Foreign exchange reserves

Sri Lanka’s foreign exchange (forex) reserves have been depleted by 70% to $2.3 billion in February over the past two years, impacting the country’s ability to pay for its imports. It has debt payments of about $4 billion over the rest of the year.

Skyrocketing inflation

The country’s inflation rate is at a high level. Its retail inflation in February stood at 17.5%, the highest level since 2015, driven by rate hikes in the food (24.7%) and non-food (11%) categories. Inflation in January 2022 was 16.8%.

Inflation was further aggravated by Sri Lanka last month, which devalued its local currency and imposed import limits on hundreds of items, disrupting value chains and driving up prices at the consumption which were already very high.

Job losses

As a result of the COVID-19 pandemic, Sri Lanka’s tourism industry has been hit hard, hurting its foreign exchange reserve and leading to job losses. It also increased the number of poor people living in the country. According to a report by the World Bank, the share of the poor based on a daily income of USD 3.20 would have reached 11.7% in 2020 in the country, compared to 9.2% the previous year.

Aid for Sri Lanka

India on March 17 extended a billion dollar credit facility to Sri Lanka following an agreement signed between the two governments last month during the visit of Sri Lankan Finance Minister Basil Rajapaksa. A shipment of 40,000 metric tons of diesel from India arrived in Sri Lanka on Saturday, the fourth such assistance from New Delhi. Traders here have also loaded around 40,000 tonnes of rice to be shipped to Sri Lanka as part of a major food aid package.
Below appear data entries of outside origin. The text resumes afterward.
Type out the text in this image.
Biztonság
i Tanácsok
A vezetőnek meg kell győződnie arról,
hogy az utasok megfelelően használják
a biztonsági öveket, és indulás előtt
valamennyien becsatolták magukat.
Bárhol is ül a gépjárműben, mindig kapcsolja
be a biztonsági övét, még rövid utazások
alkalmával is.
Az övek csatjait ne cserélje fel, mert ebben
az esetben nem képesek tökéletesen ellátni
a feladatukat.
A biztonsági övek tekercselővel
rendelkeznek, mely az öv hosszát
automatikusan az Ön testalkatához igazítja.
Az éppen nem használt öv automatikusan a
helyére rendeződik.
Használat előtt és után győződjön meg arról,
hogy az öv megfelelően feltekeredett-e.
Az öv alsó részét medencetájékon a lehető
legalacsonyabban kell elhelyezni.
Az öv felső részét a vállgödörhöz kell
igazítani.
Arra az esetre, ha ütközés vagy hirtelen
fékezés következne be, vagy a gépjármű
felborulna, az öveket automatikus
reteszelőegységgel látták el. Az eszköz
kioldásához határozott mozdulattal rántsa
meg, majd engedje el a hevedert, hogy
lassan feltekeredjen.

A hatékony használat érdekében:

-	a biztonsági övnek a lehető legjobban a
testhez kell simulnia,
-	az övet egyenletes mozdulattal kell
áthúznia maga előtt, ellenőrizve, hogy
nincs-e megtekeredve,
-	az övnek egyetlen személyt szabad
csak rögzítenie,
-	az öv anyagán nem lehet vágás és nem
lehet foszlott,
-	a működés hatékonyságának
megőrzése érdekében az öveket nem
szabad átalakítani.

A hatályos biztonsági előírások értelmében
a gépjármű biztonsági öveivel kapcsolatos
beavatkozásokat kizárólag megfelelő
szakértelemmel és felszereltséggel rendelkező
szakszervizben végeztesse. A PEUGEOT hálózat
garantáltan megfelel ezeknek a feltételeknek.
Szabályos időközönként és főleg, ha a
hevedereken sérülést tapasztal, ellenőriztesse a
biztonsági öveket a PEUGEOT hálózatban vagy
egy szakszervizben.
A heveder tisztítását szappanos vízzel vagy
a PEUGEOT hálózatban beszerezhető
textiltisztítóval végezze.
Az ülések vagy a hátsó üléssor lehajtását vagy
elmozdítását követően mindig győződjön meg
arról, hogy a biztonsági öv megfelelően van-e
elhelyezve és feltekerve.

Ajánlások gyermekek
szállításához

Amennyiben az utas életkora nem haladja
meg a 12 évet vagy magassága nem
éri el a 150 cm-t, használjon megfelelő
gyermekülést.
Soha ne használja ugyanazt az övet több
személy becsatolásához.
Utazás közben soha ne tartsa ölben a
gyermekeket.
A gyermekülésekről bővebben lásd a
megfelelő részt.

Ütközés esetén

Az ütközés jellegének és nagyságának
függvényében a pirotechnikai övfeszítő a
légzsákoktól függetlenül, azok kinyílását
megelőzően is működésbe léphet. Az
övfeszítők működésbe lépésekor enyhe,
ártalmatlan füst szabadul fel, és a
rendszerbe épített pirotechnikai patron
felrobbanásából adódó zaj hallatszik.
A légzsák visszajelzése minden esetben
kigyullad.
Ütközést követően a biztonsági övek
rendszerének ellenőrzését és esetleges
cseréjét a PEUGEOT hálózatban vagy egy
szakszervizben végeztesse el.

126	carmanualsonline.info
The Sri Lankan government is preparing for talks with the International Monetary Fund (IMF) amid concerns over the country’s ability to repay its external debt. The country devalued its currency ahead of the talks.

First warnings

In 2019, the Asian Development Bank called Sri Lanka a “twin deficit economy”. “Twin deficits indicate that a country’s national expenditure exceeds its national income and that its production of tradable goods and services is insufficient,” she said.

In December 2021, rating agency Fitch downgraded Sri Lanka’s sovereign rating from “CCC” to “CC”. He said there was an increased likelihood of default in the coming months given the deterioration in the country’s external liquidity position, underscored by a decline in foreign exchange reserves.

The agency said the downgrade reflects its view of an increased likelihood of an event of default in the coming months given Sri Lanka’s deteriorating external liquidity position, underscored by a decline in foreign exchange reserves. in the face of high external debt payments and limited financing inflows. “The severity of financial stress is illustrated by high government bond yields and downward pressure on the currency.”